Care coordination has been known to decrease costs. For example, Washington state’s use of coordinated care networks for primary care, mental healthcare, and long-term care high-cost patients led to $107 million in savings.

Payers can also obtain lower costs for gene therapies by utilizing specialty pharmacies.

CVS Health pointed out that specialty pharmacies tend to refrain from the markups that hospitals and healthcare providers might implement based on administering the drug. Payers can purchase gene therapies from these specialty pharmacies to pay in installments. This approach makes the cost to employers less daunting, manifesting as a series of payments over time instead of one hefty, upfront bill.

Value-based contracting can reduce the risk and cost to payers and, by extension, employers.

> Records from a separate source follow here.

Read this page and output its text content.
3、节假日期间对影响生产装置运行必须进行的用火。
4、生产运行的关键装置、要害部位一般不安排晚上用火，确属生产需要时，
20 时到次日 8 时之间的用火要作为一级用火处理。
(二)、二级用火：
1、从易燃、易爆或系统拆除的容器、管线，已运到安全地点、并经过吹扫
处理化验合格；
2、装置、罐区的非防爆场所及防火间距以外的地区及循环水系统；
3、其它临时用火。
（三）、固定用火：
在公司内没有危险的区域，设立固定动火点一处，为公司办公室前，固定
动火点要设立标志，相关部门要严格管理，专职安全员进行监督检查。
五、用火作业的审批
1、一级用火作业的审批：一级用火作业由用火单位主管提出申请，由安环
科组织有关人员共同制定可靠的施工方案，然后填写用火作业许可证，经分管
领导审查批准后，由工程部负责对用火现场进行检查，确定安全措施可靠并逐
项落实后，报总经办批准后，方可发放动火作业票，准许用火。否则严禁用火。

Payers can negotiate to receive compensation if the therapy fails to meet its objectives and the patient outcomes suffer as a result. 

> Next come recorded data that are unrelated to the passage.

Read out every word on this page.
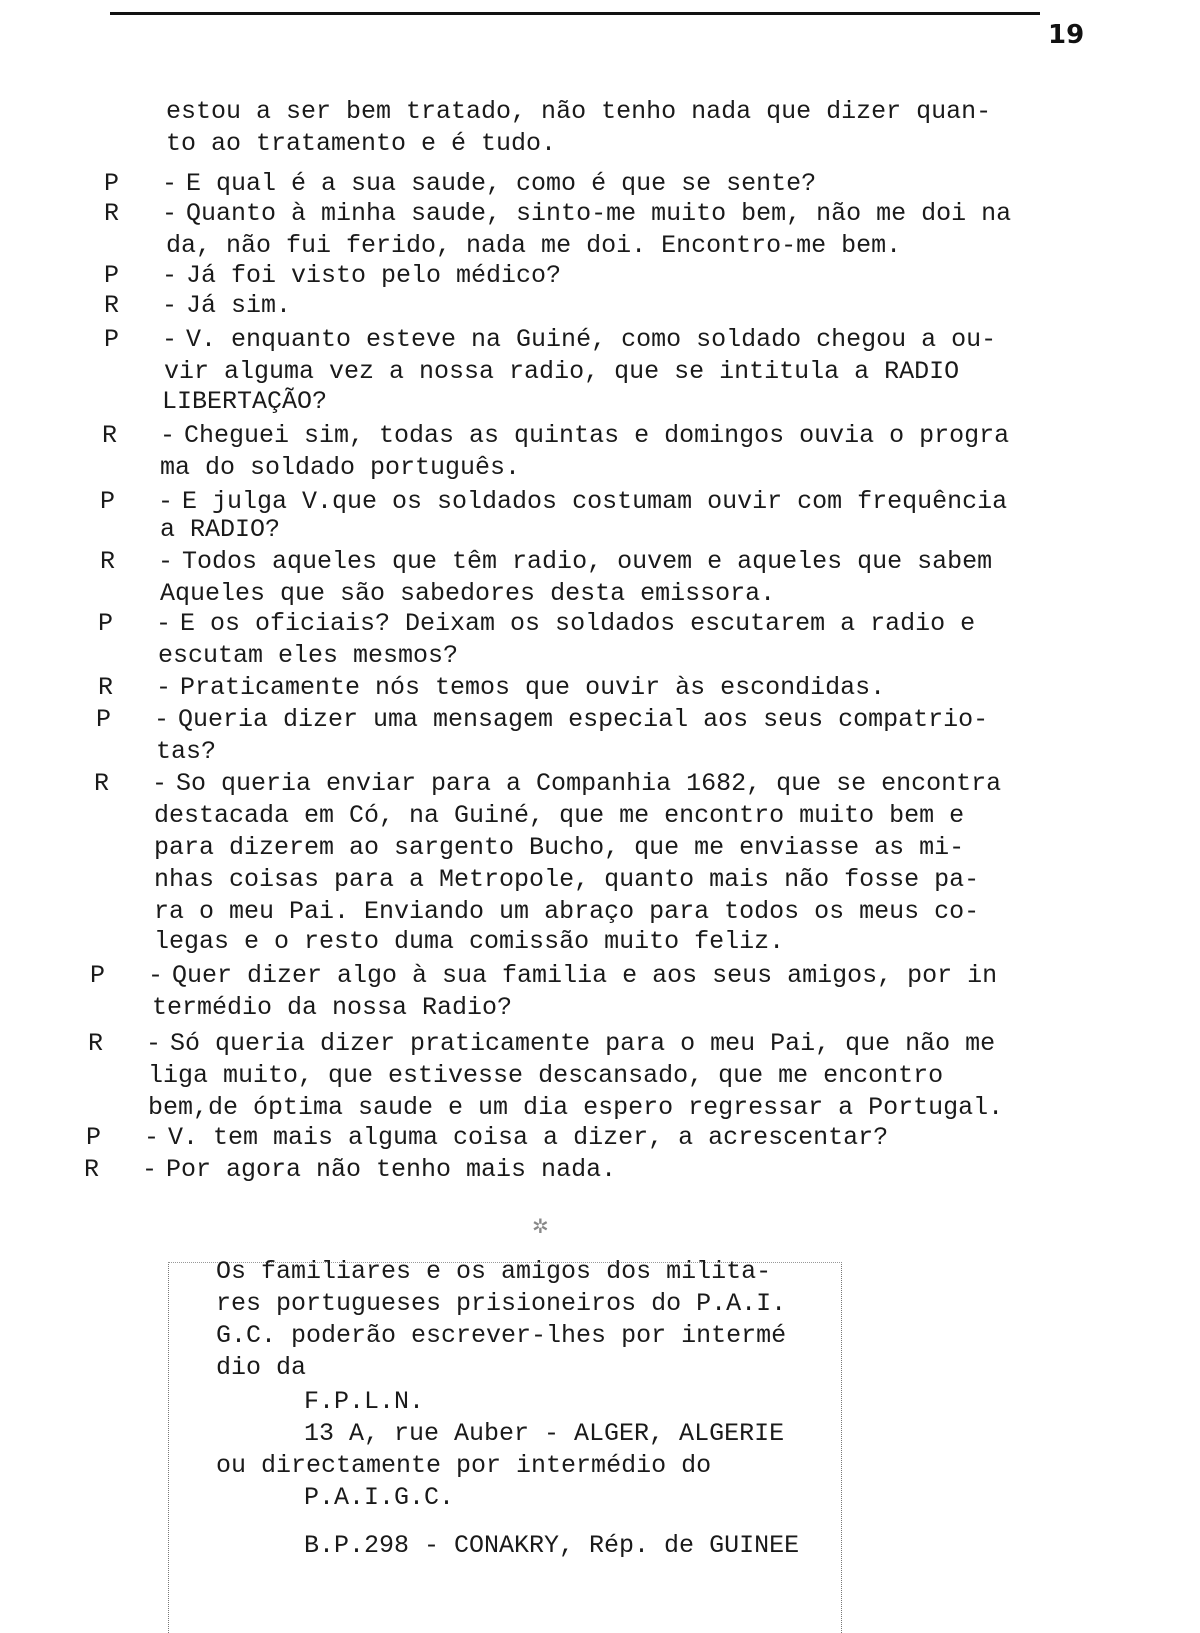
19
estou a ser bem tratado, não tenho nada que dizer quan-
to ao tratamento e é tudo.
P - E qual é a sua saude, como é que se sente?
R - Quanto à minha saude, sinto-me muito bem, não me doi na
da, não fui ferido, nada me doi. Encontro-me bem.
P - Já foi visto pelo médico?
R - Já sim.
P - V. enquanto esteve na Guiné, como soldado chegou a ou-
vir alguma vez a nossa radio, que se intitula a RADIO
LIBERTAÇÃO?
R - Cheguei sim, todas as quintas e domingos ouvia o progra
ma do soldado português.
P - E julga V.que os soldados costumam ouvir com frequência
a RADIO?
R - Todos aqueles que têm radio, ouvem e aqueles que sabem
Aqueles que são sabedores desta emissora.
P - E os oficiais? Deixam os soldados escutarem a radio e
escutam eles mesmos?
R - Praticamente nós temos que ouvir às escondidas.
P - Queria dizer uma mensagem especial aos seus compatrio-
tas?
R - So queria enviar para a Companhia 1682, que se encontra
destacada em Có, na Guiné, que me encontro muito bem e
para dizerem ao sargento Bucho, que me enviasse as mi-
nhas coisas para a Metropole, quanto mais não fosse pa-
ra o meu Pai. Enviando um abraço para todos os meus co-
legas e o resto duma comissão muito feliz.
P - Quer dizer algo à sua familia e aos seus amigos, por in
termédio da nossa Radio?
R - Só queria dizer praticamente para o meu Pai, que não me
liga muito, que estivesse descansado, que me encontro
bem,de óptima saude e um dia espero regressar a Portugal.
P - V. tem mais alguma coisa a dizer, a acrescentar?
R - Por agora não tenho mais nada.
✲
Os familiares e os amigos dos milita-
res portugueses prisioneiros do P.A.I.
G.C. poderão escrever-lhes por intermé
dio da
F.P.L.N.
13 A, rue Auber - ALGER, ALGERIE
ou directamente por intermédio do
P.A.I.G.C.
B.P.298 - CONAKRY, Rép. de GUINEE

The data collected for quality measuring can be useful to payer, patient, and researchers alike, beyond the purposes of the contract.

However, for gene therapies, quality measurements must continue over the span of years and upkeep of that data collection over time can be challenging, particularly in the case of turn-over. 

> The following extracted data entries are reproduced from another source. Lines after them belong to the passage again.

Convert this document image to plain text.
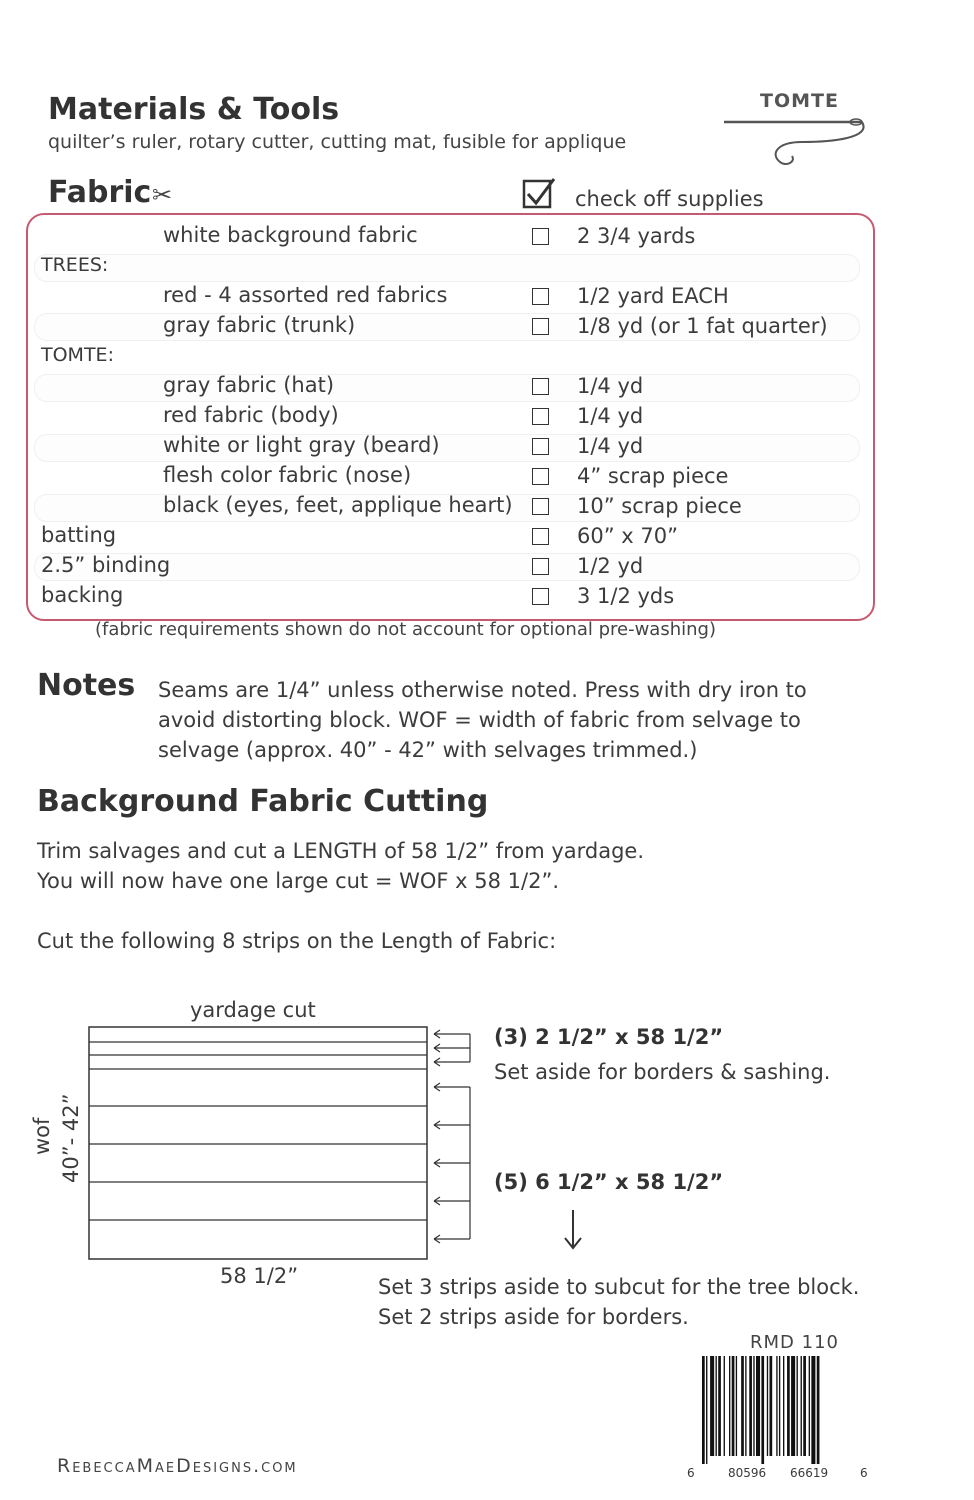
Materials & Tools
quilter’s ruler, rotary cutter, cutting mat, fusible for applique
TOMTE
Fabric ✂	check off supplies
white background fabric	2 3/4 yards
TREES:
red - 4 assorted red fabrics	1/2 yard EACH
gray fabric (trunk)	1/8 yd (or 1 fat quarter)
TOMTE:
gray fabric (hat)	1/4 yd
red fabric (body)	1/4 yd
white or light gray (beard)	1/4 yd
flesh color fabric (nose)	4” scrap piece
black (eyes, feet, applique heart)	10” scrap piece
batting	60” x 70”
2.5” binding	1/2 yd
backing	3 1/2 yds
(fabric requirements shown do not account for optional pre-washing)
Notes Seams are 1/4” unless otherwise noted. Press with dry iron to
avoid distorting block. WOF = width of fabric from selvage to
selvage (approx. 40” - 42” with selvages trimmed.)
Background Fabric Cutting
Trim salvages and cut a LENGTH of 58 1/2” from yardage.
You will now have one large cut = WOF x 58 1/2”.
Cut the following 8 strips on the Length of Fabric:
yardage cut
wof 40”- 42”
58 1/2”
(3) 2 1/2” x 58 1/2”
Set aside for borders & sashing.
(5) 6 1/2” x 58 1/2”
Set 3 strips aside to subcut for the tree block.
Set 2 strips aside for borders.
RebeccaMaeDesigns.com
RMD 110
6	80596 66619	6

CVS Health recommends “contractual riders” that allow the payer to continue engaging with the patient and collecting information, regardless of a change in payer. Employers would benefit from this arrangement as they would be making payments for the patient’s treatment regardless and the payer’s continued observance could assist in ensuring results.

Patients would also have to accede to such terms of the agreement.

There are regulatory hurdles for gene therapy value-based contracting as well. The Medicaid “best price” rule disallows payers from negotiating discounted prices below what Medicaid pays for a therapy. However, if a manufacturer is refunding based on failed outcomes, the refund may bring the payer’s actual investment below the Medicaid price. 

Specifically, if the drug completely failed to produce a single positive outcome based on the agreed upon quality measurements, then the manufacturer would fully reimburse the payer, such that the payer essentially paid nothing for the drug. Medicaid would then have to pay nothing for the drug in order to remain “best price.”

CVS Health said CMS should change the “best price” rule to be more amenable for gene therapies. CMS has already demonstrated some interest in the potential of gene therapies. In August 2019, the agency finalized a rule that instituted Medicare coverage for an FDA-approved gene therapy.

Lastly, CVS Health recommended stop-loss policies for smaller employers that will be the hardest hit by gene therapy prices. As employers worry about high-cost claims that can wipe out a healthcare budget for smaller companies, stop-loss insurance may provide the needed buffer to safely continue providing access to gene therapies.

“For customers who choose to not purchase a traditional stop-loss policy, we are developing a focused insurance product that offers financial protection for gene therapies by spreading the actuarial risk across a pool of enrolled members,” CVS Health announced.

“Together, these steps can help lower costs for payers while ensuring appropriate access to these life-changing therapies,” the healthcare company concluded.